Where Is the One We Seek: Third Week

May 4th, 2014 Posted in writing

It’s common to describe life as a tale, and the gospel for this week is about how we find Jesus remaking stories and hopes.

Two travelers set out from Jerusalem on the first Easter, having seen their hopes and expectations vanish with the death of Jesus. The story of their lives might continue; but, without Jesus, it wouldn’t be the one they’d hoped for. Suddenly a stranger appeared: Jesus, whom they did not recognize. They talked with him about all that had happened in Jerusalem and about how their hopes had been dashed.

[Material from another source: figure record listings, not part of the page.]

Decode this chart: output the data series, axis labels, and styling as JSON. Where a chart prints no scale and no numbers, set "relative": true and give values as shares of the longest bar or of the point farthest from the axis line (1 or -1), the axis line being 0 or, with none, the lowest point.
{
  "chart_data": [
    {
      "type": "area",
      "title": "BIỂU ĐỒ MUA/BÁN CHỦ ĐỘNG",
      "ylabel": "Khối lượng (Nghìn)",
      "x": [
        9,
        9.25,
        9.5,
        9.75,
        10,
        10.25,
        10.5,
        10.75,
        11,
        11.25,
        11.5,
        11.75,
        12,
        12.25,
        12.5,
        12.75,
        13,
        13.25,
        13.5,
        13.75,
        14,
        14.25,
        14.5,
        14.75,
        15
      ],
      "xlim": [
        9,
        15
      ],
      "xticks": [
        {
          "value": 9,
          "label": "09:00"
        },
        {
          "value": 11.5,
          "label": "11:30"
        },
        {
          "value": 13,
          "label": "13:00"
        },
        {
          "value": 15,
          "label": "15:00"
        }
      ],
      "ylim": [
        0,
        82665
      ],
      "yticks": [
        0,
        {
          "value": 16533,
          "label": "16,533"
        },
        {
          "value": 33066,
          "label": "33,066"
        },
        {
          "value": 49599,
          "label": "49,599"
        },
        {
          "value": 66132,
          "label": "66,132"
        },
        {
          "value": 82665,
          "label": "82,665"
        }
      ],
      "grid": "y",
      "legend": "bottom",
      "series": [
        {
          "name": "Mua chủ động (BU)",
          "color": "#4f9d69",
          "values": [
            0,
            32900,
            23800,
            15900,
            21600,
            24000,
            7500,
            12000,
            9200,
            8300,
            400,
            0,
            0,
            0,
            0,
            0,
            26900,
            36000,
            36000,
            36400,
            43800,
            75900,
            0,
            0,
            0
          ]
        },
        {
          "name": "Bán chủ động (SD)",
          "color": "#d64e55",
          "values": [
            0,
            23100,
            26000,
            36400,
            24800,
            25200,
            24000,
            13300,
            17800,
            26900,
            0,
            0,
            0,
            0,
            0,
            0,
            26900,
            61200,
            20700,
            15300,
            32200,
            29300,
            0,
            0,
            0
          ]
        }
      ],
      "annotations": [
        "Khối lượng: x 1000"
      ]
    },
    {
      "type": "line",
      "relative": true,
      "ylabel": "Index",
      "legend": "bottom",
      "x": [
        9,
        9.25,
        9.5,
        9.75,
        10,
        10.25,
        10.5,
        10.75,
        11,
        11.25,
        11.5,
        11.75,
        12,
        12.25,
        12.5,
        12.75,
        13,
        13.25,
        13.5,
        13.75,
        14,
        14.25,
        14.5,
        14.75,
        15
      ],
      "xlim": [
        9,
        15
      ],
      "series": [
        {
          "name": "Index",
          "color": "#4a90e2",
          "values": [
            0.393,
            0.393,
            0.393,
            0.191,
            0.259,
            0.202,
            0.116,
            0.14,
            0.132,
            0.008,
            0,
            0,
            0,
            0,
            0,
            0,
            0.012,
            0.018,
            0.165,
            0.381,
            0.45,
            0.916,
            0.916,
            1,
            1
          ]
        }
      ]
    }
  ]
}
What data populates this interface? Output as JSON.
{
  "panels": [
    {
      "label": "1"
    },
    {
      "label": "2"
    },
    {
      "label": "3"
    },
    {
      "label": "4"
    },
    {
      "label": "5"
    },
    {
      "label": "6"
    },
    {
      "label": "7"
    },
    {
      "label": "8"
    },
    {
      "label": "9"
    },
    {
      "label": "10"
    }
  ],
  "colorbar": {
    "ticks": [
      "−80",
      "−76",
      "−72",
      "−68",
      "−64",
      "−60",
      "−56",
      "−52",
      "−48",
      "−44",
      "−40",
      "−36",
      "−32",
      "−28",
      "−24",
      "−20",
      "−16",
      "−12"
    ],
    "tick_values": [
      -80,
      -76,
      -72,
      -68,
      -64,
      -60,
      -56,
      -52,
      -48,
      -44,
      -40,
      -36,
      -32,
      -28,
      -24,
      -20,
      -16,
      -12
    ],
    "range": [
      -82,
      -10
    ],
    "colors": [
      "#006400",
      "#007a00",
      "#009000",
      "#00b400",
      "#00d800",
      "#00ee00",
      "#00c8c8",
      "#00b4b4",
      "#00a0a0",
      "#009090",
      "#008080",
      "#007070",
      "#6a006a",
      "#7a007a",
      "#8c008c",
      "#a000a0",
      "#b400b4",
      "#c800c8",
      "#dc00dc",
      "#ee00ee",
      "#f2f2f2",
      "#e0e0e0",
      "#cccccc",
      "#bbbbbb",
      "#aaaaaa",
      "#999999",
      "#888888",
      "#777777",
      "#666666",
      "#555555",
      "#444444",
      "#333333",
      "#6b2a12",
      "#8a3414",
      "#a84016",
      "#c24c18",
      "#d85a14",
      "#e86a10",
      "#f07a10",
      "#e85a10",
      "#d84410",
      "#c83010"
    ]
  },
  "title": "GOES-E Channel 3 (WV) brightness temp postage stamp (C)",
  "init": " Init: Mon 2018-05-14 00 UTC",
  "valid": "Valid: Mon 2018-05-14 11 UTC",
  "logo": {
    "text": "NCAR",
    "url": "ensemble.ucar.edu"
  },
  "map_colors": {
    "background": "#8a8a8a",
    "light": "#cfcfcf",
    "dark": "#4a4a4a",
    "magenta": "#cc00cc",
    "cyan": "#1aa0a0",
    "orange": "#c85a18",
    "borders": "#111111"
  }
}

But the stranger would not accept their version of what had taken place and what it meant. Through the Scriptures, he opened up a new way of interpreting what they had experienced, letting them see it as a story not of failure and defeat, but of fulfillment and salvation.

The travelers found their hopes reviving until, seated at dinner with their strange companion, they recognized that, in fact, the stranger was Jesus himself. He disappeared from their sight then, but full of joy, they ran back to Jerusalem to tell the news to their friends, finding that they, too, had encountered the risen Christ that very day.

What’s the meaning for us? We all have stories or narratives that we use to make sense of how our lives hold together. So, if someone says, “tell me who you are,” we’ll probably find ourselves telling a story of how our lives have played out. And, if we have too often experienced significant disappointments or tragedies, we may describe our life story as one of sadness and loss.

But if that is the case, then just as he did with the two travelers, Jesus sets before us another story to give our lives energy and purpose. It is the story of his own life, death, and rising. It is the story of grace defeating sin, of forgiveness overcoming hatred, of faithfulness being stronger than fear, of God’s aims working themselves out despite appearances to the contrary. He offers us his own story and shares his own life with us so that we may be people of thankfulness and hope — and so that the stories of our lives can, ultimately, be like his: stories of grace and blessing.